Although his plays are not strictly autobiographical, Lee shows how elements of his life found themselves in his work. Rock ‘n’ Roll was partly inspired by his wondering what his life might have been like if he had returned to Czechoslovakia after World War II and had to live under a Communist regime. His friendship with dissident writer and president Vaclav Havel, as well as Havel’s support of the Czech rock group Plastic People of the Universe, “only interested in music” but imprisoned for it, was also a major influence. Rosencrantz partly emerged from his memory of Peter O’Toole in Hamlet.
Lee also explores Stoppard’s screenwriting career. He has worked on many different films, perhaps the most surprising being for Cats, done because he loved the T.S. Eliot poems the musical is based on and enjoyed the “puzzle problem” of finding a plot into which he could put the songs; sadly, his version was not made. While he might be best known for Shakespeare in Love, it was not his idea or his title. Some of the films he has worked on uncredited include Indiana Jones and the Last Crusade (dialogue between Indy and his father) and Hook.

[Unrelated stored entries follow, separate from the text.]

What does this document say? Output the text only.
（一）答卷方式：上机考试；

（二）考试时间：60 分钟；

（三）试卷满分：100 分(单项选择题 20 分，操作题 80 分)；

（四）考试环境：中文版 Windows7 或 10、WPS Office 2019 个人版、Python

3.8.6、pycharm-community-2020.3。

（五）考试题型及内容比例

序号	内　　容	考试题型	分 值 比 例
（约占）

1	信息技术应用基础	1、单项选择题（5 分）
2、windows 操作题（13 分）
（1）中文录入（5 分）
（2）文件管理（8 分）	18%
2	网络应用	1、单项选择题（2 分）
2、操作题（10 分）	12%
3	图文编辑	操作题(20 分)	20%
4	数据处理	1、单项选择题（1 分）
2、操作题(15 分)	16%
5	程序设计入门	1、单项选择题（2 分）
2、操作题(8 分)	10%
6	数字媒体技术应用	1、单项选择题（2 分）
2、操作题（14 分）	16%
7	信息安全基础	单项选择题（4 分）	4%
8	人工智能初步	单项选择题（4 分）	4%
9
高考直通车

Stoppard feels an extraordinary love for his adopted country, defending its institutions. He was a supporter of Prime Minister Margaret Thatcher, having lunch with her and Reagan. His friend Antonia Fraser comments that he was one of their most “right-wing” friends. Sometimes his conservative views caused disagreements between him and his other artist friends, as when he allowed productions of his plays in apartheid South Africa. Lee carefully explores his thinking, showing that he was interested in the freedoms offered in England, offered, especially that of the press, that were not available in many other places. In later years, he would take a more liberal view, perhaps, as Lee suggests, under the influence of his partner Sinead Cusack. Whereas in Night and Day, he argued that some hack journalism might be the price to pay for the press’ freedoms, more recently he has raised concern over the change in British media culture that led to the notorious eavesdropping scandals.
The book’s look at Stoppard’s personal life shows him to be honorable and loyal, even during difficult situations, such as his first wife Jose’s mental health struggles. While he grew up in a family that was not open with their feelings (his brother told him about their mother’s pregnancy with their half-sister), he formed lasting friendships and relationships. Even his exes have nothing but love for him. It is possible that this is because Stoppard is still alive and he chose Lee as his biographer, but he seems to inspire love. With an easy style, Tom Stoppard tells the compelling story of a talented, beloved writer.